Sure, we were here to look at butterflies, and for him to propose some deal with butterflies, I knew that, but he could still have some other field, and I said, “So, you have a business … that sells … ?”

He stopped in front of a case and tapped the glass, answering me without saying the word “butterflies.”

“I will be sailing to Istanbul at the end of May, on the Vaza. I have clients in the Middle East who are going to meet me on an island, on Crete, but before that we can look around Istanbul, you and I. Have you ever been to Istanbul?”

I had not been to Istanbul.

From floor to ceiling, up to the rafters, the study walls were covered with cases full of butterflies, which were held down, I noted, with round-headed pins, easy to get hold of. I did not know a thing about butterflies at the time, on that day near the end of winter.

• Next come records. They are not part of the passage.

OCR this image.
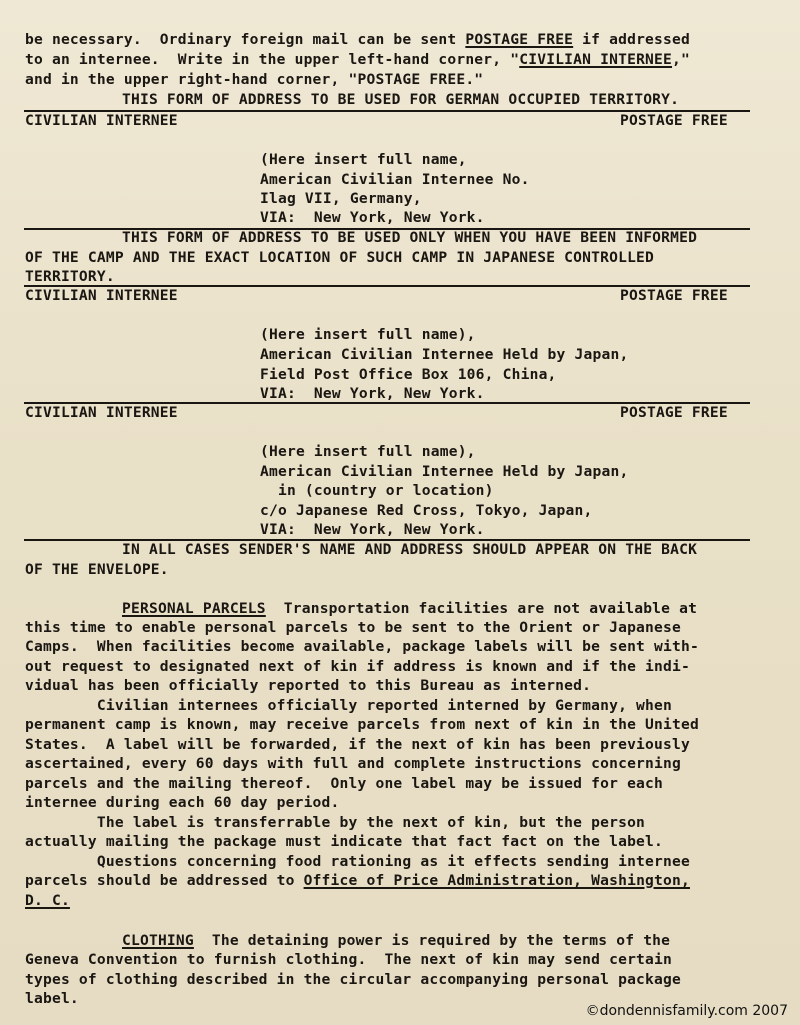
be necessary.  Ordinary foreign mail can be sent POSTAGE FREE if addressed
to an internee.  Write in the upper left-hand corner, "CIVILIAN INTERNEE,"
and in the upper right-hand corner, "POSTAGE FREE."
THIS FORM OF ADDRESS TO BE USED FOR GERMAN OCCUPIED TERRITORY.
CIVILIAN INTERNEE	POSTAGE FREE
(Here insert full name,
American Civilian Internee No.
Ilag VII, Germany,
VIA:  New York, New York.
THIS FORM OF ADDRESS TO BE USED ONLY WHEN YOU HAVE BEEN INFORMED
OF THE CAMP AND THE EXACT LOCATION OF SUCH CAMP IN JAPANESE CONTROLLED
TERRITORY.
CIVILIAN INTERNEE	POSTAGE FREE
(Here insert full name),
American Civilian Internee Held by Japan,
Field Post Office Box 106, China,
VIA:  New York, New York.
CIVILIAN INTERNEE	POSTAGE FREE
(Here insert full name),
American Civilian Internee Held by Japan,
in (country or location)
c/o Japanese Red Cross, Tokyo, Japan,
VIA:  New York, New York.
IN ALL CASES SENDER'S NAME AND ADDRESS SHOULD APPEAR ON THE BACK
OF THE ENVELOPE.
PERSONAL PARCELS  Transportation facilities are not available at
this time to enable personal parcels to be sent to the Orient or Japanese
Camps.  When facilities become available, package labels will be sent with-
out request to designated next of kin if address is known and if the indi-
vidual has been officially reported to this Bureau as interned.
Civilian internees officially reported interned by Germany, when
permanent camp is known, may receive parcels from next of kin in the United
States.  A label will be forwarded, if the next of kin has been previously
ascertained, every 60 days with full and complete instructions concerning
parcels and the mailing thereof.  Only one label may be issued for each
internee during each 60 day period.
The label is transferrable by the next of kin, but the person
actually mailing the package must indicate that fact fact on the label.
Questions concerning food rationing as it effects sending internee
parcels should be addressed to Office of Price Administration, Washington,
D. C.
CLOTHING  The detaining power is required by the terms of the
Geneva Convention to furnish clothing.  The next of kin may send certain
types of clothing described in the circular accompanying personal package
label.
©dondennisfamily.com 2007
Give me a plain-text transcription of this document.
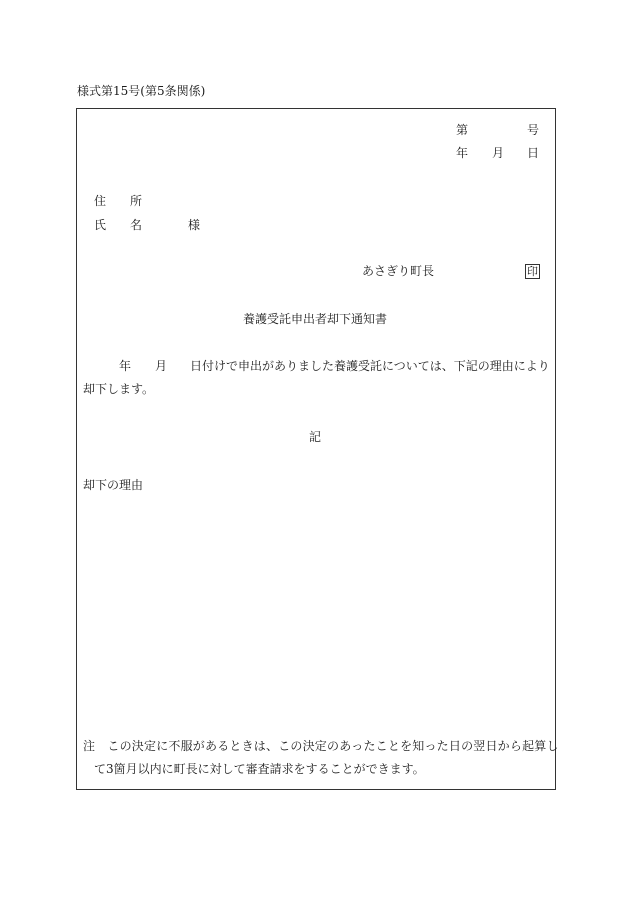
様式第15号(第5条関係)
第	号
年 月 日
住 所
氏 名	様
あさぎり町長	印
養護受託申出者却下通知書
年 月 日付けで申出がありました養護受託については、下記の理由により
却下します。
記
却下の理由
注　この決定に不服があるときは、この決定のあったことを知った日の翌日から起算し
て3箇月以内に町長に対して審査請求をすることができます。
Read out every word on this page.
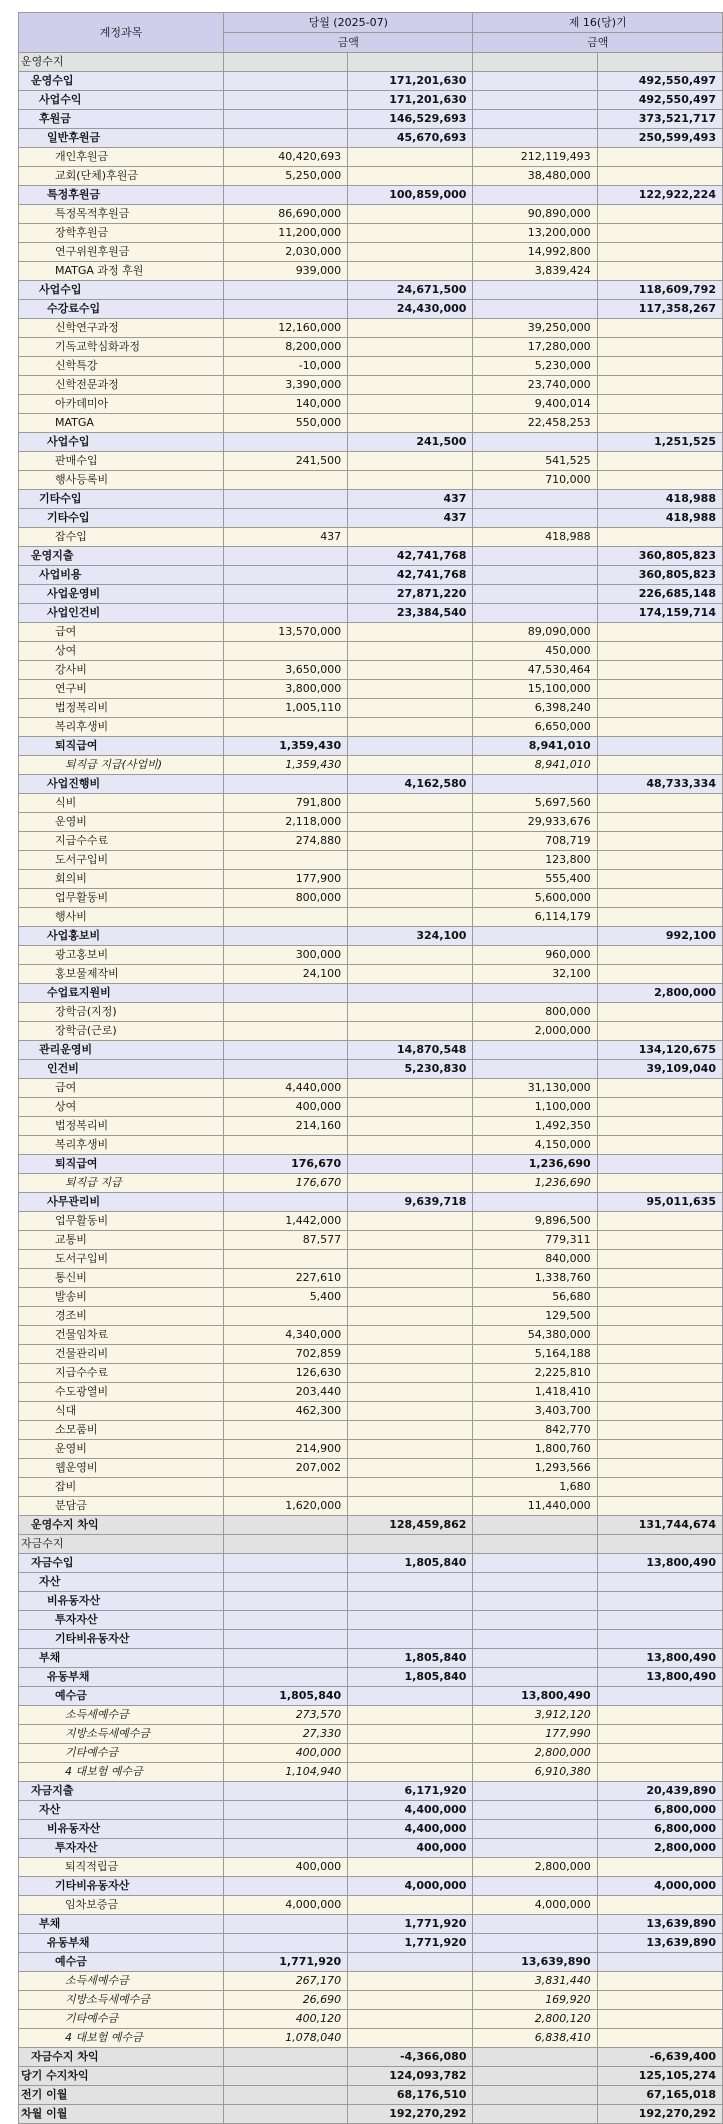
계정과목	당월 (2025-07)		제 16(당)기	
	금액		금액	
운영수지				
운영수입		171,201,630		492,550,497
사업수익		171,201,630		492,550,497
후원금		146,529,693		373,521,717
일반후원금		45,670,693		250,599,493
개인후원금	40,420,693		212,119,493	
교회(단체)후원금	5,250,000		38,480,000	
특정후원금		100,859,000		122,922,224
특정목적후원금	86,690,000		90,890,000	
장학후원금	11,200,000		13,200,000	
연구위원후원금	2,030,000		14,992,800	
MATGA 과정 후원	939,000		3,839,424	
사업수입		24,671,500		118,609,792
수강료수입		24,430,000		117,358,267
신학연구과정	12,160,000		39,250,000	
기독교학심화과정	8,200,000		17,280,000	
신학특강	-10,000		5,230,000	
신학전문과정	3,390,000		23,740,000	
아카데미아	140,000		9,400,014	
MATGA	550,000		22,458,253	
사업수입		241,500		1,251,525
판매수입	241,500		541,525	
행사등록비			710,000	
기타수입		437		418,988
기타수입		437		418,988
잡수입	437		418,988	
운영지출		42,741,768		360,805,823
사업비용		42,741,768		360,805,823
사업운영비		27,871,220		226,685,148
사업인건비		23,384,540		174,159,714
급여	13,570,000		89,090,000	
상여			450,000	
강사비	3,650,000		47,530,464	
연구비	3,800,000		15,100,000	
법정복리비	1,005,110		6,398,240	
복리후생비			6,650,000	
퇴직급여	1,359,430		8,941,010	
퇴직급 지급(사업비)	1,359,430		8,941,010	
사업진행비		4,162,580		48,733,334
식비	791,800		5,697,560	
운영비	2,118,000		29,933,676	
지급수수료	274,880		708,719	
도서구입비			123,800	
회의비	177,900		555,400	
업무활동비	800,000		5,600,000	
행사비			6,114,179	
사업홍보비		324,100		992,100
광고홍보비	300,000		960,000	
홍보물제작비	24,100		32,100	
수업료지원비				2,800,000
장학금(지정)			800,000	
장학금(근로)			2,000,000	
관리운영비		14,870,548		134,120,675
인건비		5,230,830		39,109,040
급여	4,440,000		31,130,000	
상여	400,000		1,100,000	
법정복리비	214,160		1,492,350	
복리후생비			4,150,000	
퇴직급여	176,670		1,236,690	
퇴직급 지급	176,670		1,236,690	
사무관리비		9,639,718		95,011,635
업무활동비	1,442,000		9,896,500	
교통비	87,577		779,311	
도서구입비			840,000	
통신비	227,610		1,338,760	
발송비	5,400		56,680	
경조비			129,500	
건물임차료	4,340,000		54,380,000	
건물관리비	702,859		5,164,188	
지급수수료	126,630		2,225,810	
수도광열비	203,440		1,418,410	
식대	462,300		3,403,700	
소모품비			842,770	
운영비	214,900		1,800,760	
웹운영비	207,002		1,293,566	
잡비			1,680	
분담금	1,620,000		11,440,000	
운영수지 차익		128,459,862		131,744,674
자금수지				
자금수입		1,805,840		13,800,490
자산				
비유동자산				
투자자산				
기타비유동자산				
부채		1,805,840		13,800,490
유동부채		1,805,840		13,800,490
예수금	1,805,840		13,800,490	
소득세예수금	273,570		3,912,120	
지방소득세예수금	27,330		177,990	
기타예수금	400,000		2,800,000	
4 대보험 예수금	1,104,940		6,910,380	
자금지출		6,171,920		20,439,890
자산		4,400,000		6,800,000
비유동자산		4,400,000		6,800,000
투자자산		400,000		2,800,000
퇴직적립금	400,000		2,800,000	
기타비유동자산		4,000,000		4,000,000
임차보증금	4,000,000		4,000,000	
부채		1,771,920		13,639,890
유동부채		1,771,920		13,639,890
예수금	1,771,920		13,639,890	
소득세예수금	267,170		3,831,440	
지방소득세예수금	26,690		169,920	
기타예수금	400,120		2,800,120	
4 대보험 예수금	1,078,040		6,838,410	
자금수지 차익		-4,366,080		-6,639,400
당기 수지차익		124,093,782		125,105,274
전기 이월		68,176,510		67,165,018
차월 이월		192,270,292		192,270,292
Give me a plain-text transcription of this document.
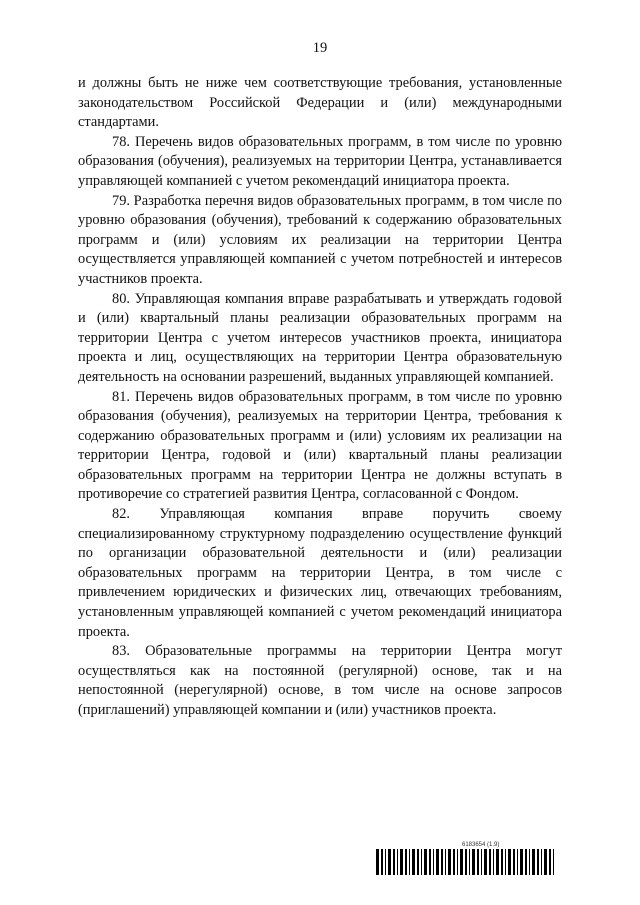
19

и должны быть не ниже чем соответствующие требования, установленные законодательством Российской Федерации и (или) международными стандартами.

78. Перечень видов образовательных программ, в том числе по уровню образования (обучения), реализуемых на территории Центра, устанавливается управляющей компанией с учетом рекомендаций инициатора проекта.

79. Разработка перечня видов образовательных программ, в том числе по уровню образования (обучения), требований к содержанию образовательных программ и (или) условиям их реализации на территории Центра осуществляется управляющей компанией с учетом потребностей и интересов участников проекта.

80. Управляющая компания вправе разрабатывать и утверждать годовой и (или) квартальный планы реализации образовательных программ на территории Центра с учетом интересов участников проекта, инициатора проекта и лиц, осуществляющих на территории Центра образовательную деятельность на основании разрешений, выданных управляющей компанией.

81. Перечень видов образовательных программ, в том числе по уровню образования (обучения), реализуемых на территории Центра, требования к содержанию образовательных программ и (или) условиям их реализации на территории Центра, годовой и (или) квартальный планы реализации образовательных программ на территории Центра не должны вступать в противоречие со стратегией развития Центра, согласованной с Фондом.

82. Управляющая компания вправе поручить своему специализированному структурному подразделению осуществление функций по организации образовательной деятельности и (или) реализации образовательных программ на территории Центра, в том числе с привлечением юридических и физических лиц, отвечающих требованиям, установленным управляющей компанией с учетом рекомендаций инициатора проекта.

83. Образовательные программы на территории Центра могут осуществляться как на постоянной (регулярной) основе, так и на непостоянной (нерегулярной) основе, в том числе на основе запросов (приглашений) управляющей компании и (или) участников проекта.

6183654 (1.9)
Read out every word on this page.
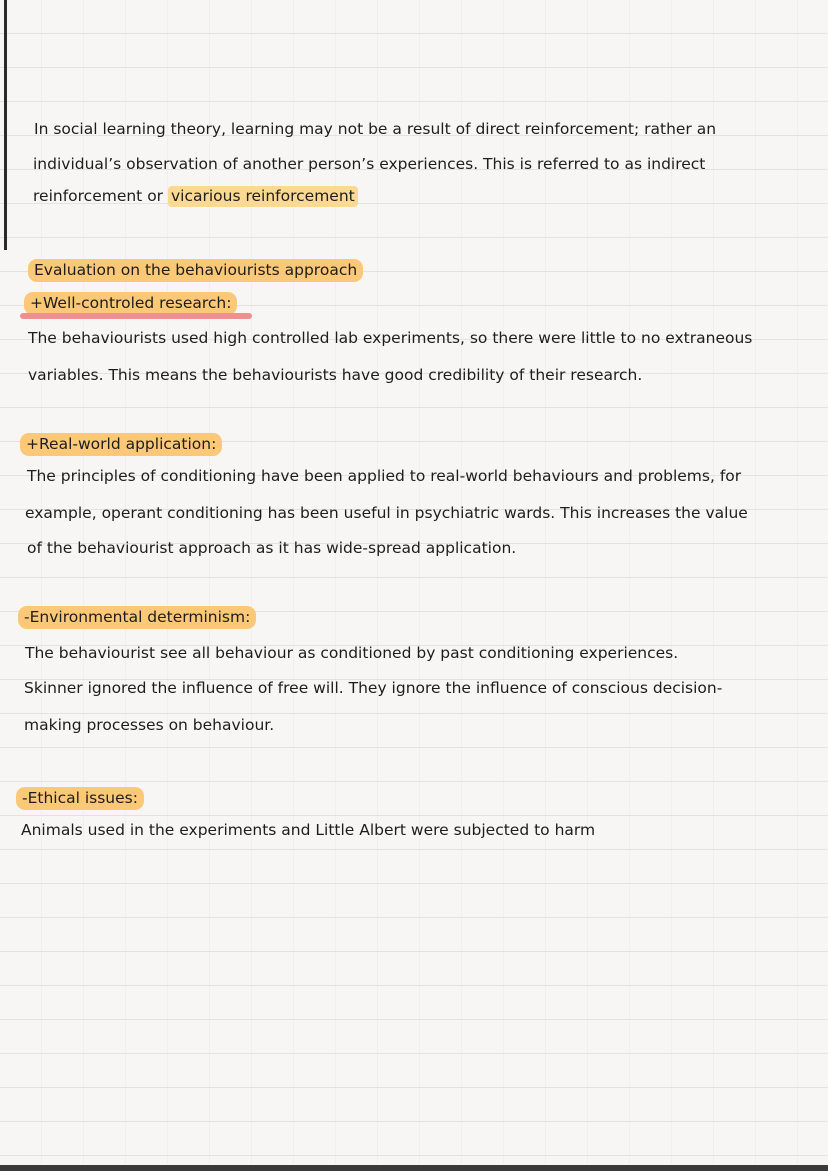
In social learning theory, learning may not be a result of direct reinforcement; rather an
individual’s observation of another person’s experiences. This is referred to as indirect
reinforcement or vicarious reinforcement
Evaluation on the behaviourists approach
+Well-controled research:
The behaviourists used high controlled lab experiments, so there were little to no extraneous
variables. This means the behaviourists have good credibility of their research.
+Real-world application:
The principles of conditioning have been applied to real-world behaviours and problems, for
example, operant conditioning has been useful in psychiatric wards. This increases the value
of the behaviourist approach as it has wide-spread application.
-Environmental determinism:
The behaviourist see all behaviour as conditioned by past conditioning experiences.
Skinner ignored the influence of free will. They ignore the influence of conscious decision-
making processes on behaviour.
-Ethical issues:
Animals used in the experiments and Little Albert were subjected to harm
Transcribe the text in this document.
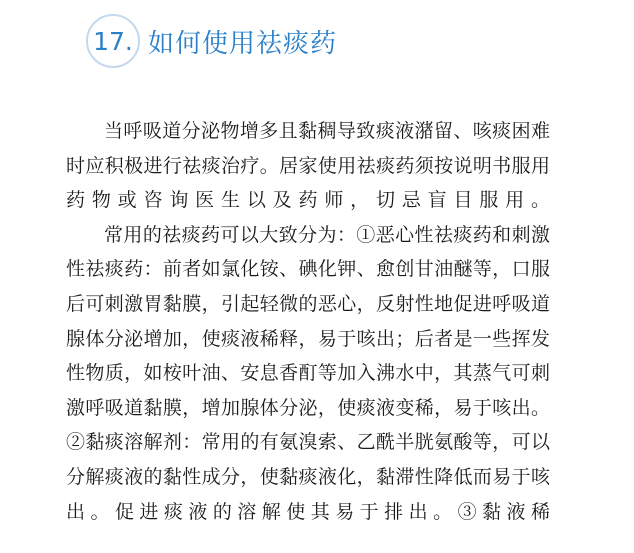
17. 如何使用祛痰药

当呼吸道分泌物增多且黏稠导致痰液潴留、咳痰困难时应积极进行祛痰治疗。居家使用祛痰药须按说明书服用药物或咨询医生以及药师，切忌盲目服用。

常用的祛痰药可以大致分为：①恶心性祛痰药和刺激性祛痰药：前者如氯化铵、碘化钾、愈创甘油醚等，口服后可刺激胃黏膜，引起轻微的恶心，反射性地促进呼吸道腺体分泌增加，使痰液稀释，易于咳出；后者是一些挥发性物质，如桉叶油、安息香酊等加入沸水中，其蒸气可刺激呼吸道黏膜，增加腺体分泌，使痰液变稀，易于咳出。②黏痰溶解剂：常用的有氨溴索、乙酰半胱氨酸等，可以分解痰液的黏性成分，使黏痰液化，黏滞性降低而易于咳出。促进痰液的溶解使其易于排出。③黏液稀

“No questions until they make the first offer,” he lectured. “That way, you’ll know what kind of number: tens, thousands, tens of thousands. There are innumerable orders of butterflies. If a collection has specimens from a single order, it’s no good. It’s worth much more if it contains examples from various orders, organized lowest to highest…. By the way, there’s a forest in Finland, near Carelia, planted by the Russian army for the production of masts. A friend of mine got the mast for his yacht, a sailboat, there … I don’t know Russia. But they say it still has some yazikus, butterflies that are worth a lot of money” (or did he say “a fortune”? I don’t remember). “And they say Czar Nicholas II was the last person to capture one. He was the last czar, too, right?”

(Who says? I felt like asking Stockis, who told you that?)

He was thinking, about to add something, maybe about the offices the Nobel brothers had in Baku and St. Petersburg, but out came:

“Wait,” he struck the arm of his chair, worried, and asked me: “How will you recognize it?” like in some detective novel, so that I pictured myself waiting in some nightclub or restaurant, with a copy of Botanic World Illustrated spread out on my table. But I wouldn’t have any trouble identifying the insect: it would show up for our meeting with a green umbrella tucked under its right-front leg, in outsize boots that rattled around on its last pair of tiny legs. And it would have its wings folded, so that if not for its skinny thorax it could have been some flashy cowboy in a sunflower overcoat.